# dehumidifier in shop



## jdh122 (Sep 8, 2010)

My shop is in my basement and in our climate here I have to run a dehumidifier from mid-May to mid-October in order to make my basement livable and to avoid rust on all my tools. The dehumidifiers I've bought don't last more than about 2 years, and I suspect that the dust in my shop is one of the reasons. I've ordered a new one that is supposed to arrive tomorrow (a larger, more expensive brand-name one). Just wondering if anyone has ever tried to add dust filtration to a dehumidifier. I suspect that the thin washable filters they come with aren't up to the challenge of a woodworking shop (I have dust collection and a ceiling-mounted air filer, but still…). I was wondering about buying some filter fabric and wrapping it around the intake grill of the dehumidifier. Is this a bad idea? Am I just destined to keep spending a few hundred dollars every couple years?


----------



## OSU55 (Dec 14, 2012)

I suspect you are right about saw dust blocking airflow causing the early demise of your dehumidifiers. A little inspection of the failed machines would answer the question - do the fans still work? Are the evap and/or condenser coils blocked with dust? Water drain blocked? The filter on mine (not used in the shop) is fairly coarse and wouldn't stop fine dust.

Do you ever blow the dust out? That would help. The problem with added filtration is blocking of air flow, causing the unit to overheat. Added filtration will need to be checked often and replaced or cleaned to preserve airflow. In the end, added filtration may or may not get the unit to last longer - you'll get to test to find out. A pleated filter would be best if there is a way to fit one on the unit.


----------



## TheDane (May 15, 2008)

I vacuum the filter when the warning light comes on … compressed air would likely damage the thin flimsy filter.

I do blow the fan out every so often and try to keep it as clean as possible.


----------



## wapakfred (Jul 29, 2011)

My experience with them is that the are not all that long-lived anyway, so while dust may be an issue….I think you are just having a normal experience. That doesn't mean you shouldn't try the filter fabric anyway.
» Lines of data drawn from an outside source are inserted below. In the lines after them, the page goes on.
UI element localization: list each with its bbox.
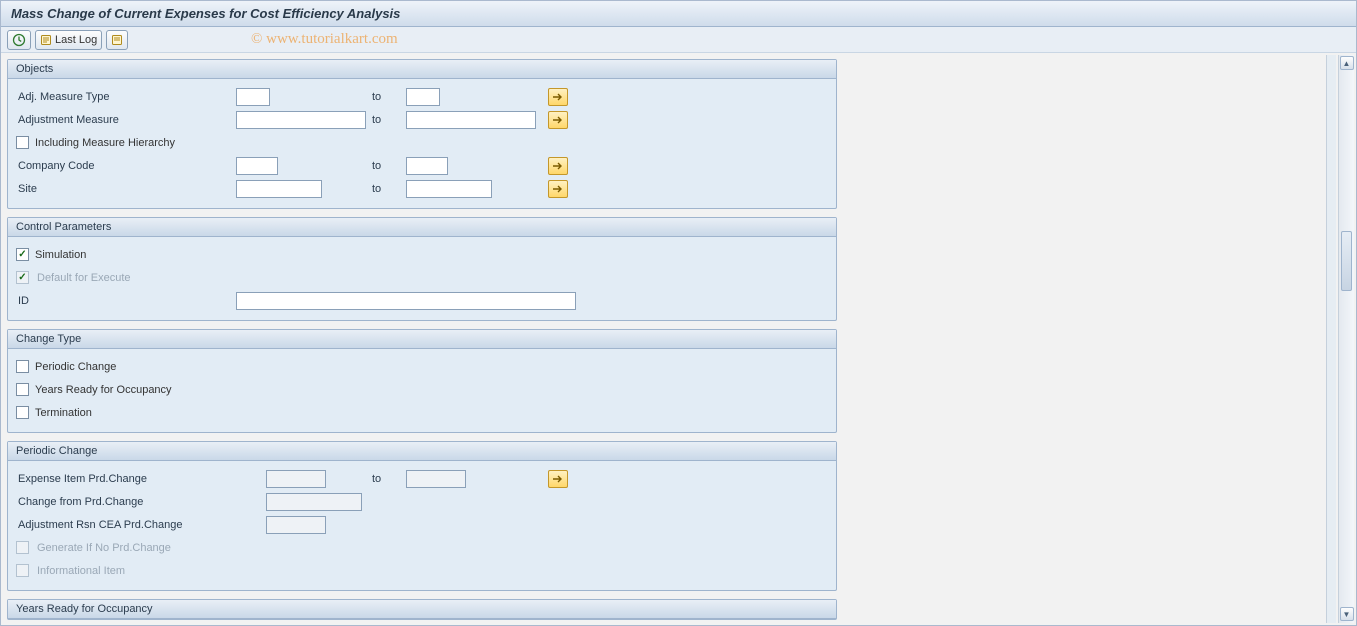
input-id[interactable]	[236, 292, 576, 310]
input-company-code-low[interactable]	[236, 157, 278, 175]
checkbox-termination[interactable]	[16, 406, 29, 419]
row-periodic-change-chk: Periodic Change	[16, 355, 828, 378]
row-id: ID	[16, 289, 828, 312]
label-change-from: Change from Prd.Change	[16, 496, 266, 508]
scroll-up-button[interactable]: ▲	[1340, 56, 1354, 70]
scroll-track[interactable]	[1339, 71, 1354, 607]
group-change-type: Change Type Periodic Change Years Ready …	[7, 329, 837, 433]
label-including-hierarchy: Including Measure Hierarchy	[35, 137, 175, 149]
vertical-scrollbar[interactable]: ▲ ▼	[1338, 55, 1354, 623]
label-generate-if-no: Generate If No Prd.Change	[35, 542, 171, 554]
to-label: to	[366, 91, 406, 103]
input-expense-item-high[interactable]	[406, 470, 466, 488]
input-adj-rsn[interactable]	[266, 516, 326, 534]
group-body-control: Simulation Default for Execute ID	[8, 237, 836, 320]
row-adjustment-measure: Adjustment Measure to	[16, 108, 828, 131]
group-body-periodic: Expense Item Prd.Change to Change from P…	[8, 461, 836, 590]
group-header-objects: Objects	[8, 60, 836, 79]
label-adjustment-measure: Adjustment Measure	[16, 114, 236, 126]
checkbox-default-execute	[16, 271, 29, 284]
input-adjustment-measure-low[interactable]	[236, 111, 366, 129]
clock-execute-icon	[12, 33, 26, 47]
row-including-hierarchy: Including Measure Hierarchy	[16, 131, 828, 154]
group-header-years-ready: Years Ready for Occupancy	[8, 600, 836, 619]
input-company-code-high[interactable]	[406, 157, 448, 175]
checkbox-years-ready[interactable]	[16, 383, 29, 396]
group-control-parameters: Control Parameters Simulation Default fo…	[7, 217, 837, 321]
multiselect-company-code[interactable]	[548, 157, 568, 175]
input-adjustment-measure-high[interactable]	[406, 111, 536, 129]
input-change-from[interactable]	[266, 493, 362, 511]
row-termination-chk: Termination	[16, 401, 828, 424]
get-variant-button[interactable]	[106, 30, 128, 50]
label-adj-measure-type: Adj. Measure Type	[16, 91, 236, 103]
label-periodic-change-chk: Periodic Change	[35, 361, 116, 373]
app-window: Mass Change of Current Expenses for Cost…	[0, 0, 1357, 626]
watermark-text: © www.tutorialkart.com	[251, 31, 398, 48]
row-site: Site to	[16, 177, 828, 200]
row-change-from: Change from Prd.Change	[16, 490, 828, 513]
title-bar: Mass Change of Current Expenses for Cost…	[1, 1, 1356, 27]
label-company-code: Company Code	[16, 160, 236, 172]
row-informational-item: Informational Item	[16, 559, 828, 582]
group-header-change-type: Change Type	[8, 330, 836, 349]
label-default-execute: Default for Execute	[35, 272, 131, 284]
to-label: to	[366, 183, 406, 195]
multiselect-adjustment-measure[interactable]	[548, 111, 568, 129]
group-header-control: Control Parameters	[8, 218, 836, 237]
group-years-ready: Years Ready for Occupancy	[7, 599, 837, 620]
group-objects: Objects Adj. Measure Type to Adjustment	[7, 59, 837, 209]
group-header-periodic: Periodic Change	[8, 442, 836, 461]
row-default-execute: Default for Execute	[16, 266, 828, 289]
input-adj-measure-type-low[interactable]	[236, 88, 270, 106]
checkbox-including-hierarchy[interactable]	[16, 136, 29, 149]
label-informational-item: Informational Item	[35, 565, 125, 577]
last-log-button[interactable]: Last Log	[35, 30, 102, 50]
content-area: ▲ ▼ Objects Adj. Measure Type to	[3, 55, 1354, 623]
label-termination-chk: Termination	[35, 407, 92, 419]
variant-icon	[111, 34, 123, 46]
label-adj-rsn: Adjustment Rsn CEA Prd.Change	[16, 519, 266, 531]
row-generate-if-no: Generate If No Prd.Change	[16, 536, 828, 559]
row-expense-item: Expense Item Prd.Change to	[16, 467, 828, 490]
checkbox-periodic-change[interactable]	[16, 360, 29, 373]
row-adj-rsn: Adjustment Rsn CEA Prd.Change	[16, 513, 828, 536]
scroll-thumb[interactable]	[1341, 231, 1352, 291]
execute-button[interactable]	[7, 30, 31, 50]
multiselect-expense-item[interactable]	[548, 470, 568, 488]
row-adj-measure-type: Adj. Measure Type to	[16, 85, 828, 108]
application-toolbar: Last Log © www.tutorialkart.com	[1, 27, 1356, 53]
group-body-objects: Adj. Measure Type to Adjustment Measure …	[8, 79, 836, 208]
label-simulation: Simulation	[35, 249, 86, 261]
form-scroll-region: Objects Adj. Measure Type to Adjustment	[3, 55, 1336, 623]
to-label: to	[366, 114, 406, 126]
checkbox-informational-item	[16, 564, 29, 577]
to-label: to	[366, 473, 406, 485]
label-site: Site	[16, 183, 236, 195]
checkbox-simulation[interactable]	[16, 248, 29, 261]
input-site-high[interactable]	[406, 180, 492, 198]
group-periodic-change: Periodic Change Expense Item Prd.Change …	[7, 441, 837, 591]
input-adj-measure-type-high[interactable]	[406, 88, 440, 106]
checkbox-generate-if-no	[16, 541, 29, 554]
group-body-change-type: Periodic Change Years Ready for Occupanc…	[8, 349, 836, 432]
to-label: to	[366, 160, 406, 172]
input-site-low[interactable]	[236, 180, 322, 198]
last-log-label: Last Log	[55, 34, 97, 46]
row-years-ready-chk: Years Ready for Occupancy	[16, 378, 828, 401]
label-id: ID	[16, 295, 236, 307]
label-years-ready-chk: Years Ready for Occupancy	[35, 384, 172, 396]
log-icon	[40, 34, 52, 46]
page-title: Mass Change of Current Expenses for Cost…	[11, 6, 400, 21]
row-simulation: Simulation	[16, 243, 828, 266]
multiselect-adj-measure-type[interactable]	[548, 88, 568, 106]
row-company-code: Company Code to	[16, 154, 828, 177]
multiselect-site[interactable]	[548, 180, 568, 198]
label-expense-item: Expense Item Prd.Change	[16, 473, 266, 485]
scroll-down-button[interactable]: ▼	[1340, 607, 1354, 621]
input-expense-item-low[interactable]	[266, 470, 326, 488]
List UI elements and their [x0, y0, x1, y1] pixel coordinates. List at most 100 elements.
You did mention that the new one is an "expensive brand name one". I think you'll find it will last longer just for that reason.


----------



## CharleyL (Mar 10, 2009)

My previous shop was in the basement of my house in the Hudson Valley of New Your State. Humidity was a huge problem and my dust collection was a shop vac. I had a good brand name dehumidifier that ran almost constantly as it was connected through a trap to the sewer line. About two times every Summer I would disconnect it and take it outside, then blow the dust out of the coils and internal components, then used a refrigeration coil cleaner (about like Fantastic brand household cleaner) sprayed onto the coils and then rinsed off. I would clean the inside and outside of the cabinet with it too. I would then leave the unit sitting outside in the Sun to dry off for a few hours before returning it to service. That Dehumidifier was about 12 years old when I moved away, and it was still running.

I think a frequent and thorough cleaning would be better than putting a filter over the air intake. The fans in these dehumidifiers aren't strong enough to pull the air through an even slightly dirty filter. You will loose a lot of efficiency with the filter installed. This is true for dirty coils too. Take the cover off the dehumidifier and clean the coils well a couple of times each Summer and it should work well for many years. The Fantastic Brand cleaner should be adequate to clean the coils very well, but rinse them thoroughly after letting them soak for a few minutes. Keep the water and cleaner out of the fan motor, electrical junction boxes and control unit You might need to do this cleaning more often if you spend more time in your shop. My job and large family kept me from working in my shop more than I wanted back then.

Charley


----------



## JBrow (Nov 18, 2015)

jdh122,

I know nothing about de-humidifiers, so I cannot say whether wood dust is killing the machine. But it does seem like it is a good idea to keep dust away from the machine. One idea is to build an enclosure in which the de-humidifier sets. The enclosure could be a plywood box with one side designed to accept a large furnace filter. The 3" and 4" thick filters can capture a lot of dust before clogging, but a 1" filter would also work. If the filter covered opening is large enough, the de-humidifier should get plenty of air. An opening for exhausting air from the de-humidifier would make the whole contraption work better, but engineering the exhaust to keep dust from entering, depending on the de-humidifier's design, could be difficult or impossible. In this case, if the furnace filter is large enough, I would think air should be able to both enter and exit the enclosure through the filter covered opening. Being a high humidity environment, standard plywood probably would not hold up well, therefore marine grade plywood could be a better choice.


----------



## RobS888 (May 7, 2013)

I just purchased my third a few months back. They seem to last 2 years at most. The last one lost its mind and I'm now using a simpler model with just a dial. No displays or soft buttons. It has a low back mounted hose connection. I think the best would be connected to the bottom back of the bucket. The last one had a shallow pan that filled with algae and plugged the hole and leaked. I suspect the pan was to prevent the sound of water dripping. Sheesh what a bad approach for my use.

I purchased this unit last summer, and it runs pretty much every day.

I purchased this from amazon for $169.

http://www.frigidaire.com/Home-Comfort/Dehumidifiers/FAD301NWD/


----------



## jdh122 (Sep 8, 2010)

Thanks for the great advice everyone. It seems like it would be a bad idea to add secondary air filtration and better to just vacuum and clean it out more often (I'm not very good at looking after regular maintenance, though). And just accept that it's basically a consumable.
I've never had the fan fail on one, it seems to be the compressor. The Delonghi I just ordered has a 2 year warranty for the whole machine and a 5 year warranty for the compressor. Supposed to arrive tomorrow.


----------